Die Schweizer Bundesanwaltschaft hat hingegen nach dem angekündigten Rücktritt erneut betont, dass der 79-Jährige »kein Beschuldigter« in dem Verfahren gegen Unbekannt wegen »Unregelmäßigkeiten« bei den WM-Vergaben 2018 an Russland und 2022 an Katar sei.
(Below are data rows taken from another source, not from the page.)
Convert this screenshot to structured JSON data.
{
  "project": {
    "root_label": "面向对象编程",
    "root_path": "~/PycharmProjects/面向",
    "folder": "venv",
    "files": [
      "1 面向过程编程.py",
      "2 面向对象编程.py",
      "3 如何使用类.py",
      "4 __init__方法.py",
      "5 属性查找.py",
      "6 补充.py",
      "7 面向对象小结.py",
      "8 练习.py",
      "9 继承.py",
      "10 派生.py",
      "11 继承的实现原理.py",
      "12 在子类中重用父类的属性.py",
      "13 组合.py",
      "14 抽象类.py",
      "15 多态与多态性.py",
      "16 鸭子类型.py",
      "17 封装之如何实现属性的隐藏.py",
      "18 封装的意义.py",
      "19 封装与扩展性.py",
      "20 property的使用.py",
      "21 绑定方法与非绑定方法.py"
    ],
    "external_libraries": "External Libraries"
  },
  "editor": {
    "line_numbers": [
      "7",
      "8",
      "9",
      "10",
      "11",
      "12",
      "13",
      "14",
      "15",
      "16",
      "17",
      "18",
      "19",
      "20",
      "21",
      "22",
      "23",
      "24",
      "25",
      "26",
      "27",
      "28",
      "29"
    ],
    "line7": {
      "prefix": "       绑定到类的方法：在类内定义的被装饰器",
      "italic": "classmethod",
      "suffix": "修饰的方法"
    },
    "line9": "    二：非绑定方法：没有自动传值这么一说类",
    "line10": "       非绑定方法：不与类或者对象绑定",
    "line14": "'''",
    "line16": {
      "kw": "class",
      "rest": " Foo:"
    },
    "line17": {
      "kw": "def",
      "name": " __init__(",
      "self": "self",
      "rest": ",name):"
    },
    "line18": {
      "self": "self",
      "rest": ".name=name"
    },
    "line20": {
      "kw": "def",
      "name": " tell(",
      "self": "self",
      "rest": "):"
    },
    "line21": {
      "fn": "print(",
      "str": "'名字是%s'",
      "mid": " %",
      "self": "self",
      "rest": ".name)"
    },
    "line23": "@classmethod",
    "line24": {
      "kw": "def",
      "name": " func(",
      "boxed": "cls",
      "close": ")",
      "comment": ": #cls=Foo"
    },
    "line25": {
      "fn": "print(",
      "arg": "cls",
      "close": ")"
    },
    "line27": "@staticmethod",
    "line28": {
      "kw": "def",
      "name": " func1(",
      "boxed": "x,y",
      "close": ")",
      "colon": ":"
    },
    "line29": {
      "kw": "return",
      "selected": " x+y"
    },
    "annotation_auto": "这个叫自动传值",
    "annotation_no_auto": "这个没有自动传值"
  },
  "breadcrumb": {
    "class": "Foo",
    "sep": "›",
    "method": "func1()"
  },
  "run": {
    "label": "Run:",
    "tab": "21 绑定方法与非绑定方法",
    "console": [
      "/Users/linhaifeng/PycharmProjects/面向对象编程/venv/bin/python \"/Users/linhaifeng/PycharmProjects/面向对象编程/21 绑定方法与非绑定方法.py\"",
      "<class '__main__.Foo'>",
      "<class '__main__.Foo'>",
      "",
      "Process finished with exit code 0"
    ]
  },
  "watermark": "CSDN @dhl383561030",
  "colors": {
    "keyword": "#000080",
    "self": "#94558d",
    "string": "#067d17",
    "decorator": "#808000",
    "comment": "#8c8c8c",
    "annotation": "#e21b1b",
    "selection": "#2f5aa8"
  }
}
»Das Verfahren der Bundesanwaltschaft wurde wegen des Verdachts der ungetreuen Geschäftsbesorgung sowie des Verdachts der Geldwäscherei eröffnet«, teilte die Behörde mit: »Dementsprechend ist Joseph S. Blatter kein Beschuldigter, sein angekündigter Rücktritt hat keinen Einfluss auf das Strafverfahren der Bundesanwaltschaft.«

Blatter-Tochter meldet sich zu Wort
Corinne Blatter-Andenmatten (54), die Tochter von Sepp Blatter hat die Gerüchte dementiert, dass die Rücktrittsankündigung ihres Vaters als FIFA-Präsident mit neuerlichen FBI-Ermittlungen zu tun haben. »Er ist ein großartiger Mensch. Mit dieser Entscheidung wollte er in erster Linie auch uns, seine Familie, schützen«, sagte sie im Schweizer Blick: »Seine Entscheidung hat nichts, aber auch gar nichts, mit den kursierenden Anschuldigungen zu tun. Mein Vater ist ein ehrlicher Mensch, der sein Leben dem Fußball gewidmet hat.«

Die Ankündigung ihres Vaters sei insofern eine Erleichterung, als der von allen Seiten aufgebaute Druck jetzt wegfalle: »Zuletzt ging es nur noch darum, ihn fertigzumachen. Das hat mir extrem wehgetan.« Blatter-Andenmatten wünsche sich »mir für meinen Vater und für den Weltfußball, dass nun wieder Ruhe einkehrt. Vor allem aber wünsche ich mir, dass die Weltöffentlichkeit endlich anerkennt, was er in den letzten 40 Jahren Großartiges für den Fußball geleistet hat«.

Blatter hatte am Dienstag seinen Rücktritt angekündigt. In der Folge wurde über weitere US-Ermittlungen spekulierten, die bereits zu den Festnahmen von sieben hochrangigen FIFA-Funktionären geführt hatten.